Supreme Court hears soap opera story of interest to the Tea Party

(from The Washington Post, February 22, 2011)

The cataclysmic events that led Carol Anne Bond to prison and now to the Supreme Court began with thrilling news: Her best friend was pregnant.

That was followed by devastating news: Bond’s husband, Clifford, was the baby’s father.

Rage came next.

Carol Bond, a trained microbiologist, set out to poison Myrlinda Haynes over several months with a rare and potentially lethal blend of toxic chemicals. But Haynes, who received only a minor injury, was unable to persuade local law enforcement officials to act on her suspicions. So she called in the feds.

The U.S. attorney’s office in Philadelphia went after Bond with a “sledgehammer,” according to her lawyer, former Bush administration solicitor general Paul D. Clement: Prosecutors sent Bond to prison under the anti-terrorist statutes meant to enforce an international chemical-weapons treaty.

So more is at stake at the Supreme Court than simply a woman scorned and inventive lawyers. Bond says the federal government had no right to indict her, and she bases her claim on the 10th Amendment, the Tea Party favorite that specifies the limits of federal power.

As a result, Bond has drawn support from Phyllis Schlafly’s Eagle Forum, the libertarian Cato Institute, gun owners and the attorneys general from six states, who not so coincidentally are among those suing the federal government over President Obama‘s health-care act.

The issue for the justices is whether an individual has the right to sue on the claim that the federal government has trespassed in areas reserved for the states – a subject of considerable interest to those who want to challenge the actions of Congress.
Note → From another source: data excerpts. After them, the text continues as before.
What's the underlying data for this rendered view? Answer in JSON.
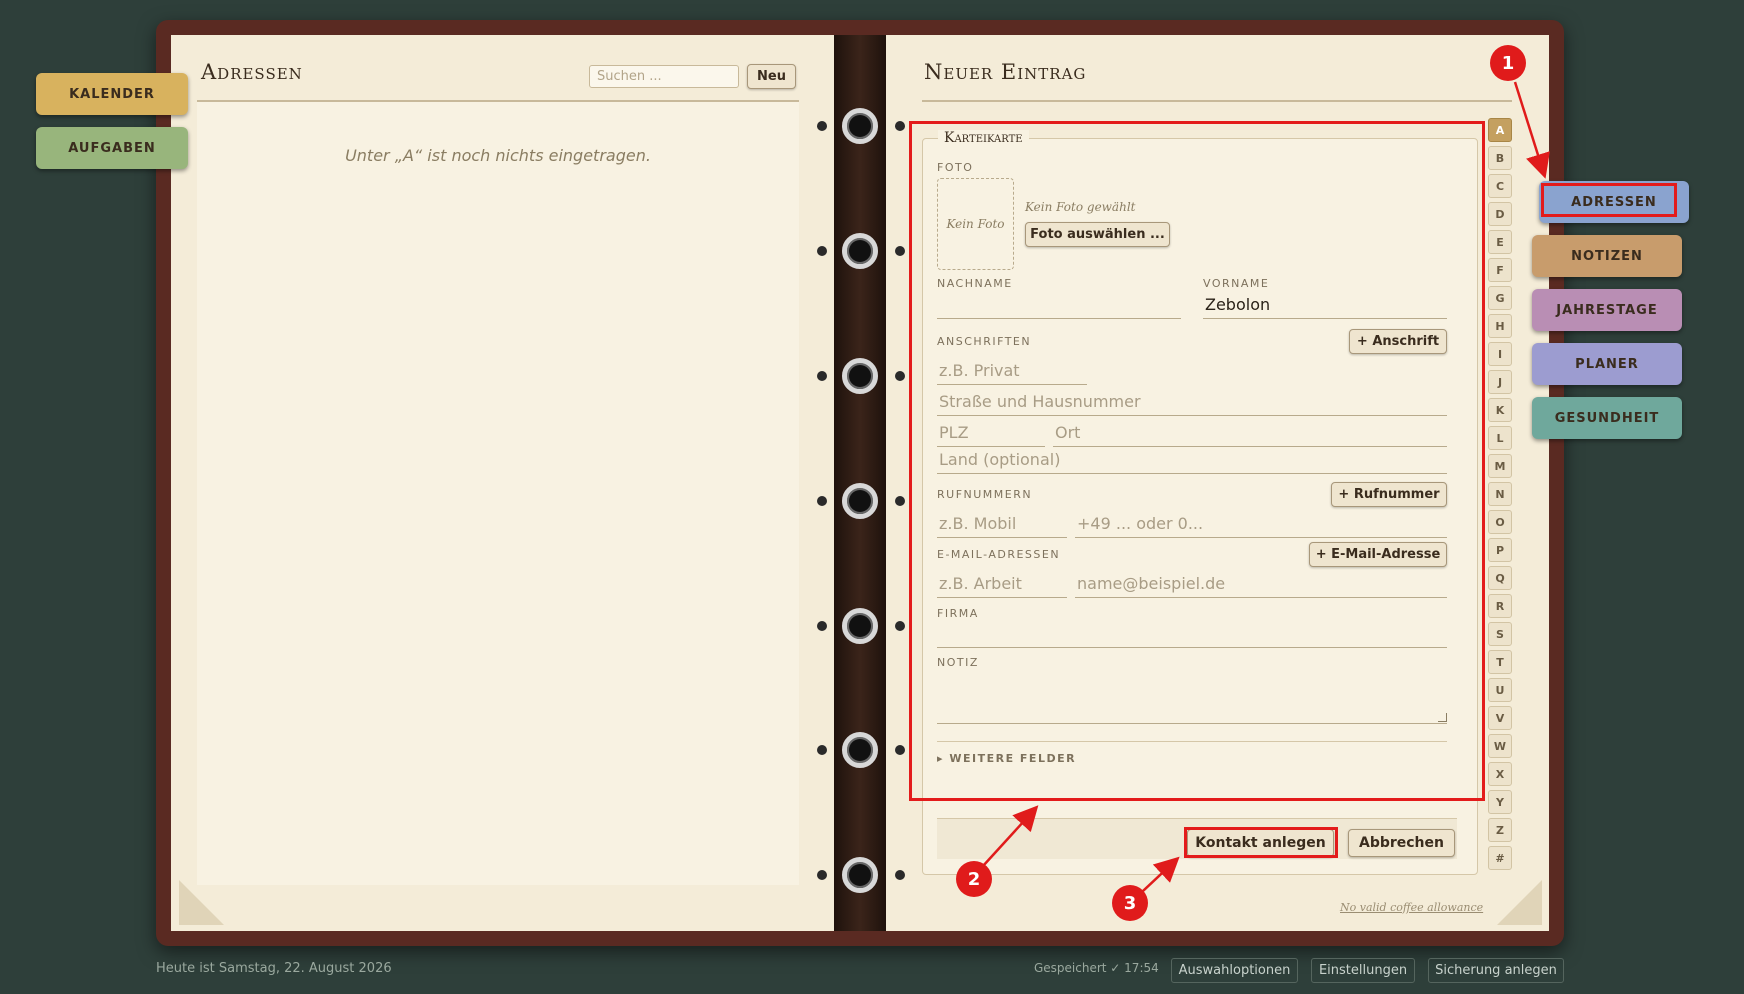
{
  "left_tabs": [
    {
      "label": "KALENDER",
      "color": "#d8b25e"
    },
    {
      "label": "AUFGABEN",
      "color": "#98b57c"
    }
  ],
  "right_tabs": [
    {
      "label": "ADRESSEN",
      "color": "#8aa3cf"
    },
    {
      "label": "NOTIZEN",
      "color": "#c89c6c"
    },
    {
      "label": "JAHRESTAGE",
      "color": "#b98eb4"
    },
    {
      "label": "PLANER",
      "color": "#9c9cd0"
    },
    {
      "label": "GESUNDHEIT",
      "color": "#6fa89c"
    }
  ],
  "left_page": {
    "title": "Adressen",
    "search_placeholder": "Suchen ...",
    "new_button": "Neu",
    "empty_message": "Unter „A“ ist noch nichts eingetragen."
  },
  "right_page": {
    "title": "Neuer Eintrag",
    "card_title": "Karteikarte",
    "foto_label": "FOTO",
    "photo_placeholder": "Kein Foto",
    "photo_status": "Kein Foto gewählt",
    "photo_button": "Foto auswählen ...",
    "nachname_label": "NACHNAME",
    "nachname_value": "",
    "vorname_label": "VORNAME",
    "vorname_value": "Zebolon",
    "anschriften_label": "ANSCHRIFTEN",
    "add_anschrift": "+ Anschrift",
    "address_label_ph": "z.B. Privat",
    "street_ph": "Straße und Hausnummer",
    "plz_ph": "PLZ",
    "ort_ph": "Ort",
    "land_ph": "Land (optional)",
    "rufnummern_label": "RUFNUMMERN",
    "add_rufnummer": "+ Rufnummer",
    "phone_label_ph": "z.B. Mobil",
    "phone_ph": "+49 ... oder 0...",
    "email_label": "E-MAIL-ADRESSEN",
    "add_email": "+ E-Mail-Adresse",
    "email_label_ph": "z.B. Arbeit",
    "email_ph": "name@beispiel.de",
    "firma_label": "FIRMA",
    "notiz_label": "NOTIZ",
    "weitere_felder": "▸ WEITERE FELDER",
    "create_button": "Kontakt anlegen",
    "cancel_button": "Abbrechen",
    "coffee_link": "No valid coffee allowance"
  },
  "alphabet": [
    "A",
    "B",
    "C",
    "D",
    "E",
    "F",
    "G",
    "H",
    "I",
    "J",
    "K",
    "L",
    "M",
    "N",
    "O",
    "P",
    "Q",
    "R",
    "S",
    "T",
    "U",
    "V",
    "W",
    "X",
    "Y",
    "Z",
    "#"
  ],
  "active_letter": "A",
  "footer": {
    "date_text": "Heute ist Samstag, 22. August 2026",
    "saved_text": "Gespeichert ✓ 17:54",
    "btn_auswahl": "Auswahloptionen",
    "btn_einstellungen": "Einstellungen",
    "btn_sicherung": "Sicherung anlegen"
  },
  "annotations": [
    "1",
    "2",
    "3"
  ],
  "annotation_color": "#e01b1b"
}
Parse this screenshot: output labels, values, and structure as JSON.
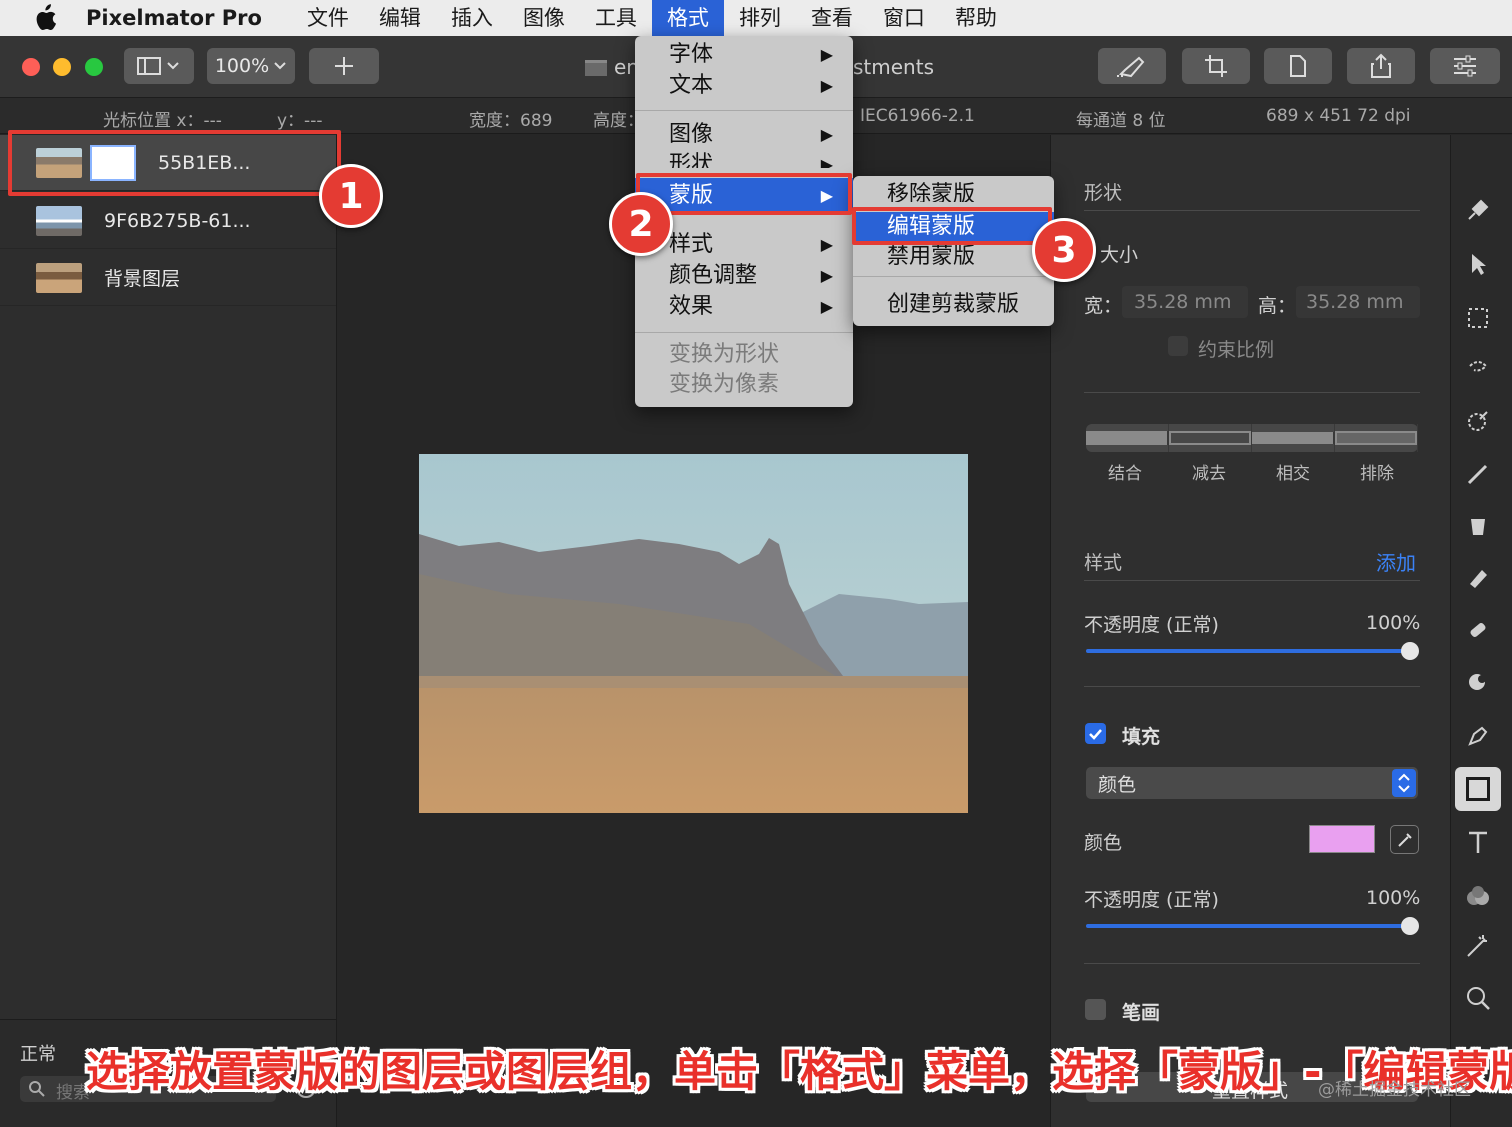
{
  "menubar": {
    "app_name": "Pixelmator Pro",
    "items": [
      "文件",
      "编辑",
      "插入",
      "图像",
      "工具",
      "格式",
      "排列",
      "查看",
      "窗口",
      "帮助"
    ],
    "active_index": 5
  },
  "toolbar": {
    "zoom": "100%",
    "doc_title_left": "en",
    "doc_title_right": "stments"
  },
  "infobar": {
    "cursor_x": "光标位置 x：---",
    "cursor_y": "y：---",
    "width": "宽度：689",
    "height": "高度：",
    "profile": "IEC61966-2.1",
    "depth": "每通道 8 位",
    "size": "689 x 451 72 dpi"
  },
  "layers": [
    {
      "name": "55B1EB...",
      "selected": true
    },
    {
      "name": "9F6B275B-61...",
      "selected": false
    },
    {
      "name": "背景图层",
      "selected": false
    }
  ],
  "layers_footer": {
    "blend_mode": "正常",
    "search_placeholder": "搜索"
  },
  "format_menu": {
    "items": [
      "字体",
      "文本",
      "图像",
      "形状",
      "蒙版",
      "样式",
      "颜色调整",
      "效果",
      "变换为形状",
      "变换为像素"
    ]
  },
  "mask_submenu": {
    "items": [
      "移除蒙版",
      "编辑蒙版",
      "禁用蒙版",
      "创建剪裁蒙版"
    ]
  },
  "inspector": {
    "shape_title": "形状",
    "size_label": "大小",
    "width_label": "宽：",
    "width_value": "35.28 mm",
    "height_label": "高：",
    "height_value": "35.28 mm",
    "constrain_label": "约束比例",
    "bool_ops": [
      "结合",
      "减去",
      "相交",
      "排除"
    ],
    "style_title": "样式",
    "add_label": "添加",
    "opacity_label": "不透明度 (正常)",
    "opacity_value": "100%",
    "fill_label": "填充",
    "fill_type": "颜色",
    "color_label": "颜色",
    "fill_color": "#e9a0f0",
    "opacity2_label": "不透明度 (正常)",
    "opacity2_value": "100%",
    "stroke_label": "笔画",
    "reset_label": "重置样式"
  },
  "annotations": {
    "badges": [
      "1",
      "2",
      "3"
    ],
    "caption": "选择放置蒙版的图层或图层组，单击「格式」菜单，选择「蒙版」-「编辑蒙版」",
    "watermark": "@稀土掘金技术社区"
  },
  "colors": {
    "accent": "#2a62d6",
    "annotation_red": "#e43b33"
  }
}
The U.S. Court of Appeals for the 3rd Circuit said individuals don’t have such a right on their own, without the involvement of a state.

At oral arguments Tuesday, the justices seemed inclined to say that a criminal defendant such as Bond should at least get the chance to argue the statute is unconstitutional.

But they seemed divided on whether they should give lower courts guidance on how Bond could win or how to decide whether the law is too broad.

Clement said before the arguments that even if the court does not rule broadly on the 10th Amendment, it should at least give Bond the chance to argue that her vengeful actions should never have been prosecuted under the auspices of a treaty with a daunting title – the Convention on the Prohibition of the Development, Production, Stockpiling and Use of Chemical Weapons and on Their Destruction.

“If Chemical Ali wanders into your district, this is your statute,” Clement said, referring to Ali Hassan al-Majid, the executed Iraqi war criminal.

“But it’s not for a domestic case in Bucks County.”

24 poisoning attempts

News that her best friend was carrying her husband’s child was too much for Carol Anne Bond, who was unable to conceive. It also brought back painful memories of her father’s infidelities, according to her attorneys, which had caused Bond’s mother to leave her father and move the family from Barbados to the United States.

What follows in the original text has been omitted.